NCBA Convention: Feeding Losses, Industry Contraction Hitting US Beef
US - Deep financial losses for cattle feedlots last year and a decline in packer capacity are changing the U.S. beef industry, writes Roy Leidahl for TheCattleSite.The country's cow-calf beef segment, which has already been declining, produced the smallest calf crop since 1951, said Mike Murphy, an economist with Cattle-Fax, at the 2009 Cattle Industry Annual Convention & NCBA Trade Show. However, U.S. feedlot capacity has held at about 33 million head since a long-term upward trend ended in 2004. Although feedlots have maintained their capacity, annual U.S. fed cattle slaughter has declined from about 30 million head in 2000 to fewer than 28,000 head last year.
“The feedlot losses of 2008 represent a risk for the beef industry,” Murphy told a 2009 Cattle Industry Annual Convention meeting that focused on the business of stockers, who buy calves from cow-calf operators for later sale to feedlots. When feedlots contract, “it will influence you as sellers of feeder cattle,” said Murphy.
Another challenge developed in recent years in the packing industry. Cattle-Fax estimates that packers made profits in all but one year from 1980 to 2004. Those profits ranged from a few dollars to more than $30 per head.

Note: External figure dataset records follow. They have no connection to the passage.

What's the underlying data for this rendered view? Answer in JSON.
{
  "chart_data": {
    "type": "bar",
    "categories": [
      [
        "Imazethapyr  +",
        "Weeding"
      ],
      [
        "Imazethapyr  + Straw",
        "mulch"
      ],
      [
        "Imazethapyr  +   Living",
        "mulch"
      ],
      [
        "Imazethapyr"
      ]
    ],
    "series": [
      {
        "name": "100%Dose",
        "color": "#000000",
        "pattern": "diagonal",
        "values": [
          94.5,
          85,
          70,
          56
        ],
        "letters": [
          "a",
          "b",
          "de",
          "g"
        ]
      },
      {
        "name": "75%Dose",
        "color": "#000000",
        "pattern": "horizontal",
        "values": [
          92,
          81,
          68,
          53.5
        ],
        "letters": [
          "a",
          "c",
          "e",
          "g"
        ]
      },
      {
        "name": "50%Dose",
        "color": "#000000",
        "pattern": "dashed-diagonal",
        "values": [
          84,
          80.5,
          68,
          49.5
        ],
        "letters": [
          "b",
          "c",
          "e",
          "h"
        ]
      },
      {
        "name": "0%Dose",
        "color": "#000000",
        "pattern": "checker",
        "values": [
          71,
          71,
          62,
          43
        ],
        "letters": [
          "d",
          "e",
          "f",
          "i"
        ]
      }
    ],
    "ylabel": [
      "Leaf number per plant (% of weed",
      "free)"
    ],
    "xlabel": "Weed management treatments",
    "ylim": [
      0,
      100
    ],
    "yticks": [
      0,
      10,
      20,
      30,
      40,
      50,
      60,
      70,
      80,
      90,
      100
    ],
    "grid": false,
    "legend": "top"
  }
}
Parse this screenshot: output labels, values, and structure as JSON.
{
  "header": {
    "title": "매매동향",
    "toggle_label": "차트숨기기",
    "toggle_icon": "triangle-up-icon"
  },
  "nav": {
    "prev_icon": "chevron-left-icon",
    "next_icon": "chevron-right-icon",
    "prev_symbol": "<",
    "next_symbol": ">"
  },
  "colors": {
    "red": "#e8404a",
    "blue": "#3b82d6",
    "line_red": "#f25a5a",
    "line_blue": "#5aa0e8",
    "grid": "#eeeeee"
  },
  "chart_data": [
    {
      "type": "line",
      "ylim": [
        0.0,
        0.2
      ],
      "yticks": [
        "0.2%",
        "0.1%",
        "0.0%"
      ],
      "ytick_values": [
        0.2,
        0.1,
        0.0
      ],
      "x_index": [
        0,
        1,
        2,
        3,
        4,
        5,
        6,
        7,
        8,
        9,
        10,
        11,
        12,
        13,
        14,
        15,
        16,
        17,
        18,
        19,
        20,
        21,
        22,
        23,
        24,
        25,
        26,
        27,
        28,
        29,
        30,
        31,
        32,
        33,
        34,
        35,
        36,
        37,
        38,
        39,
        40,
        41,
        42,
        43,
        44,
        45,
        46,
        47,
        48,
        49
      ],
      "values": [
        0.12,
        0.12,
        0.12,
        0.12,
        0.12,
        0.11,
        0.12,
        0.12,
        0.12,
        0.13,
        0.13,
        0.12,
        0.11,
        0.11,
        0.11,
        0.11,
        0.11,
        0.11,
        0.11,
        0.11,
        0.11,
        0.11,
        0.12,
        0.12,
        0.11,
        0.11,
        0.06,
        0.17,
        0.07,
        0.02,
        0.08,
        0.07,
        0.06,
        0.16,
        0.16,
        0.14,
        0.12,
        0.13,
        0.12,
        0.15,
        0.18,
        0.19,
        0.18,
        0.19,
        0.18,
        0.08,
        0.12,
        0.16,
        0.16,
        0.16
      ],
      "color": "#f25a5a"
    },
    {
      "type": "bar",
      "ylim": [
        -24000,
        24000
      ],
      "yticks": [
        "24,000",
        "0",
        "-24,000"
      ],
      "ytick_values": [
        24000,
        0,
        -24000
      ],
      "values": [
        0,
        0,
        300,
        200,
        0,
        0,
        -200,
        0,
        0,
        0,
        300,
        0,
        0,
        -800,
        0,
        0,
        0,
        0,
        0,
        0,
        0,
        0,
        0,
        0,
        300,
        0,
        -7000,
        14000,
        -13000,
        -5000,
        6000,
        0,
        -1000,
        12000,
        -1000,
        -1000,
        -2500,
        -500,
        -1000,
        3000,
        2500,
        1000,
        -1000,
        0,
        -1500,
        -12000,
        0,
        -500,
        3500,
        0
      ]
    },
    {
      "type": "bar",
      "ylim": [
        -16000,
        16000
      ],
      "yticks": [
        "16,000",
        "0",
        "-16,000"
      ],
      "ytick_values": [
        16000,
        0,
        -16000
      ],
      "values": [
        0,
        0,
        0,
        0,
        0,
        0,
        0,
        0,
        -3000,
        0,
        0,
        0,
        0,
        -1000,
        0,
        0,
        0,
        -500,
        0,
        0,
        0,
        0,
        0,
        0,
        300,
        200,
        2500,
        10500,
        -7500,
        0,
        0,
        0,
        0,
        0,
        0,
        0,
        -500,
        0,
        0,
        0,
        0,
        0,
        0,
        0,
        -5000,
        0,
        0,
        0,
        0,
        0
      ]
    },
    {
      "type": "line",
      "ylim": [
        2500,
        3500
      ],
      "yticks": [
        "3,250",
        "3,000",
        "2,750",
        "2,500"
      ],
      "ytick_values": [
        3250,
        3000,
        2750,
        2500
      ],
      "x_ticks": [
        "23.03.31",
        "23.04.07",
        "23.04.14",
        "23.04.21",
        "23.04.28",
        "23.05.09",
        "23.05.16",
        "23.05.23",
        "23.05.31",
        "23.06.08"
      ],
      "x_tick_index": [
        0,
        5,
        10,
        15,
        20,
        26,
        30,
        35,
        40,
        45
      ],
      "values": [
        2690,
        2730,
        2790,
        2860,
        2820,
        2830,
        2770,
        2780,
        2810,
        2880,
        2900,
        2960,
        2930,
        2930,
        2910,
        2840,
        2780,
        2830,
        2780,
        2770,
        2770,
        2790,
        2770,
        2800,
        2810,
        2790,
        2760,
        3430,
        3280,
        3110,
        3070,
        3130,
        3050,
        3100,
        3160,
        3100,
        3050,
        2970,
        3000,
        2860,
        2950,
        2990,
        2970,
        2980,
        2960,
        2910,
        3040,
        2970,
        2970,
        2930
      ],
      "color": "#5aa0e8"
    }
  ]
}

However, packer profits tumbled to thin or negative from 2004 through 2007, before rebounding to more than $20 estimated for 2008.
Troy Applehans, another Cattle-Fax analyst, noted that during the past decade feedlot profits averaged near zero while packer profits averaged about $10 per had. However, in the same years, cow-calf operators made average profits of more than $90 per head while stockers earned about $45 pear head.
“Cow-calf and stocker operators will have to give some margin to the other two in the next several years,” said Applehans.